Ils ne les obtinrent pas, et, dans leur rapport à Washington, les négociateurs américains déclarèrent n’avoir pu faire entendre raison aux Sioux. Ils terminaient par ces mots significatifs : « Nous avons tout lieu de croire que les Sioux n’apprécieront la magnanimité du gouvernement que le jour où ils sentiront sa force, » et ils concluaient en invitant le pouvoir exécutif « à maintenir son offre et à contraindre les Indiens à l’accepter[1]. »

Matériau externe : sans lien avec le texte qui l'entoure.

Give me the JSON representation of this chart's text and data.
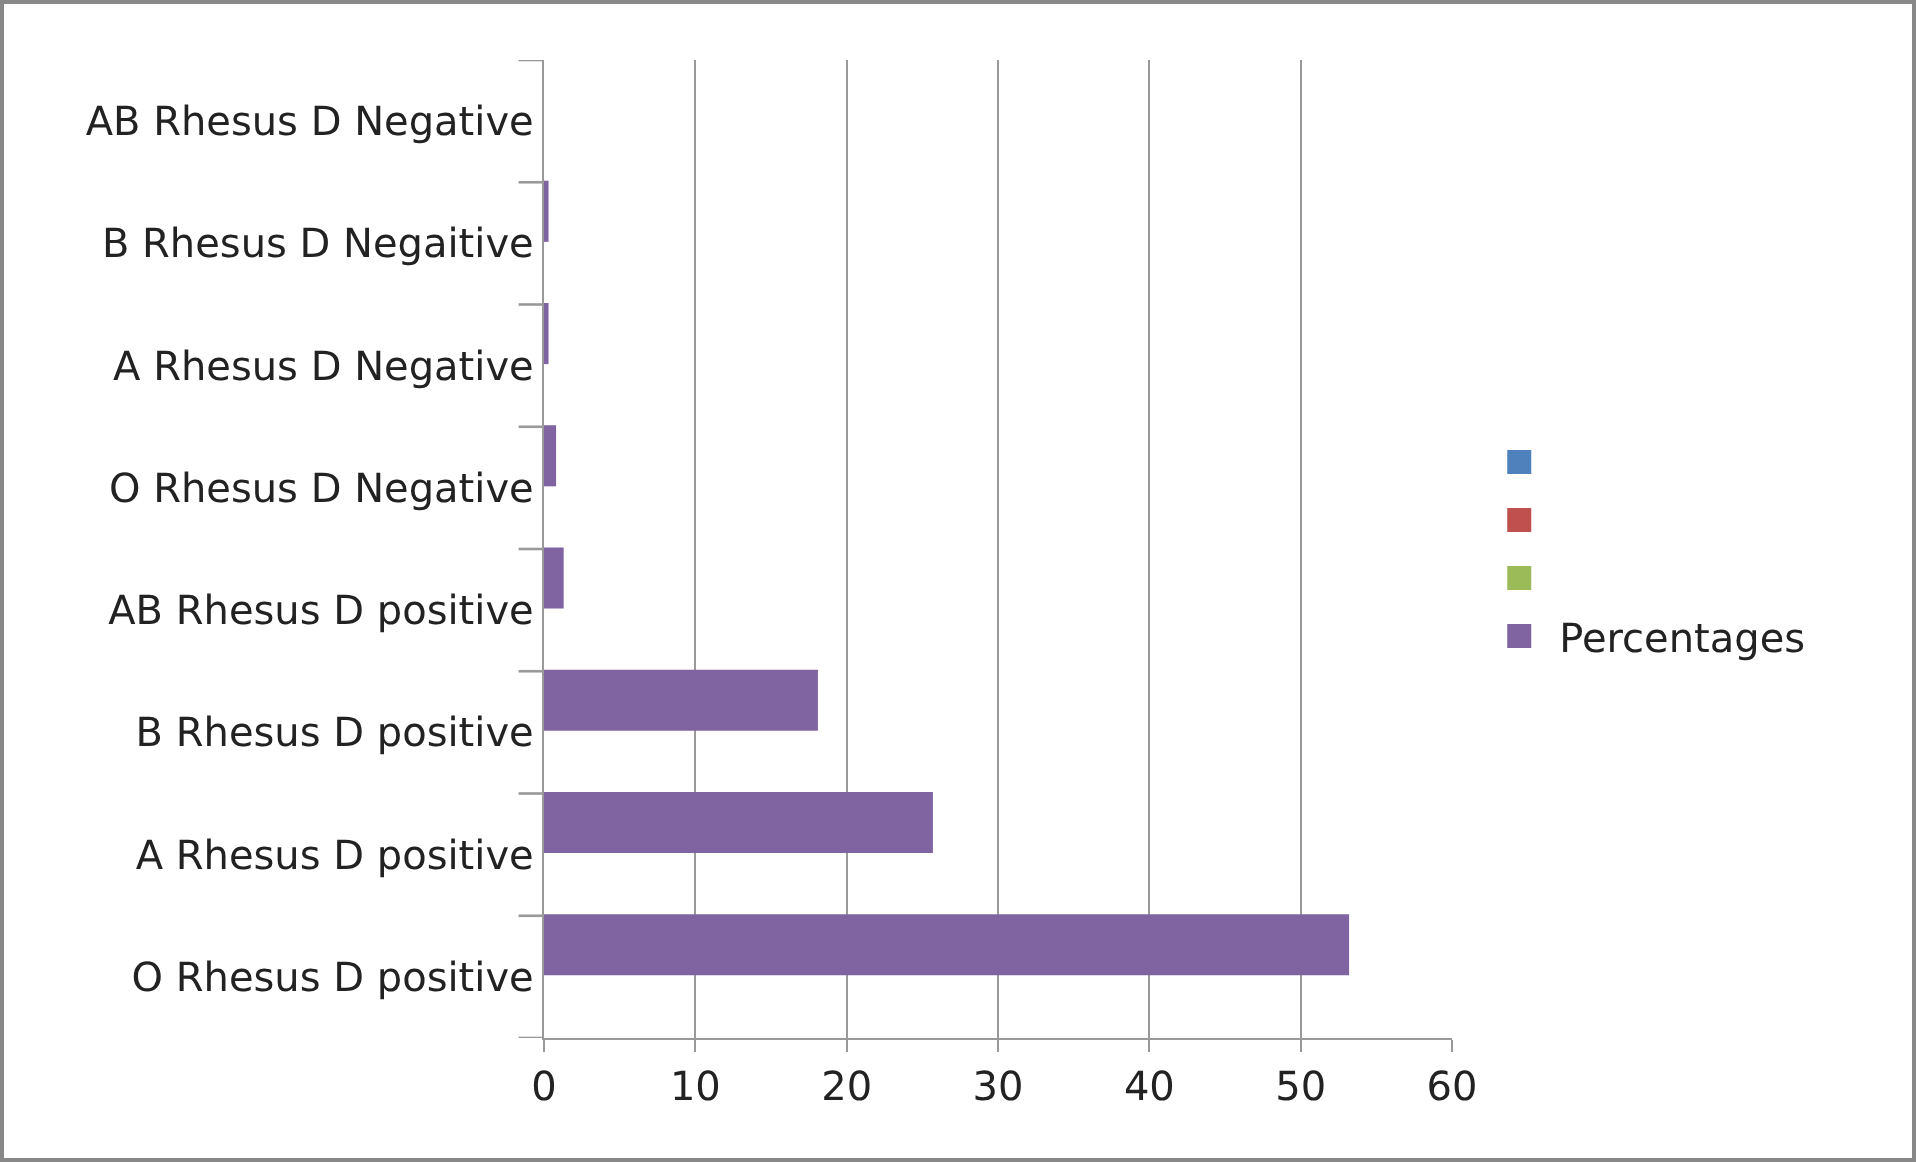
{
  "chart_data": {
    "type": "bar",
    "orientation": "horizontal",
    "categories": [
      "AB Rhesus D Negative",
      "B Rhesus D Negaitive",
      "A Rhesus D Negative",
      "O Rhesus D Negative",
      "AB Rhesus D positive",
      "B Rhesus D positive",
      "A Rhesus D positive",
      "O Rhesus D positive"
    ],
    "series": [
      {
        "color": "#4f81bd",
        "values": [
          null,
          null,
          null,
          null,
          null,
          null,
          null,
          null
        ]
      },
      {
        "color": "#c0504d",
        "values": [
          null,
          null,
          null,
          null,
          null,
          null,
          null,
          null
        ]
      },
      {
        "color": "#9bbb59",
        "values": [
          null,
          null,
          null,
          null,
          null,
          null,
          null,
          null
        ]
      },
      {
        "name": "Percentages",
        "color": "#8064a2",
        "values": [
          0,
          0.3,
          0.3,
          0.8,
          1.3,
          18.1,
          25.7,
          53.2
        ]
      }
    ],
    "xlim": [
      0,
      60
    ],
    "xticks": [
      0,
      10,
      20,
      30,
      40,
      50,
      60
    ],
    "grid": "x",
    "legend": "right"
  }
}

L’âme de la résistance était l’un des chefs sioux, Sitting-Bull, le « Taureau-Assis, » celui-là même qui a donné le signal de la récente prise d’armes. Il passait pour l’un des plus vaillans de sa tribu. Né en 1837, il s’était acquis, dès l’âge de dix ans, la réputation d’un habile chasseur de bisons. Son père, Jumping-Bull, alors chef des Sioux, était riche ; il possédait de grandes terres et de nombreux troupeaux. Aussi son fils, Sacred-Stand, comme on l’appelait alors, abandonnait-il aux plus pauvres de ses compatriotes le butin de sa chasse. A quatorze ans, il tuait et scalpait son premier ennemi et prenait le nom de Tatanka-Yotanke, le « Taureau-Assis, » qu’il garda depuis. Telle était sa popularité et son incontestable bravoure qu’à la mort de Jumping-Bull il fut proclamé chef des Sioux. En lui s’incarnaient les instincts de sa race ; il en avait les croyances superstitieuses, l’attachement au sol natal, la haine pour les envahisseurs. En 1876, il comptait

  1. Rapport des délégués chargés de traiter de l’acquisition des Black-Hills. Documens exécutifs, 1875-76, vol. IV.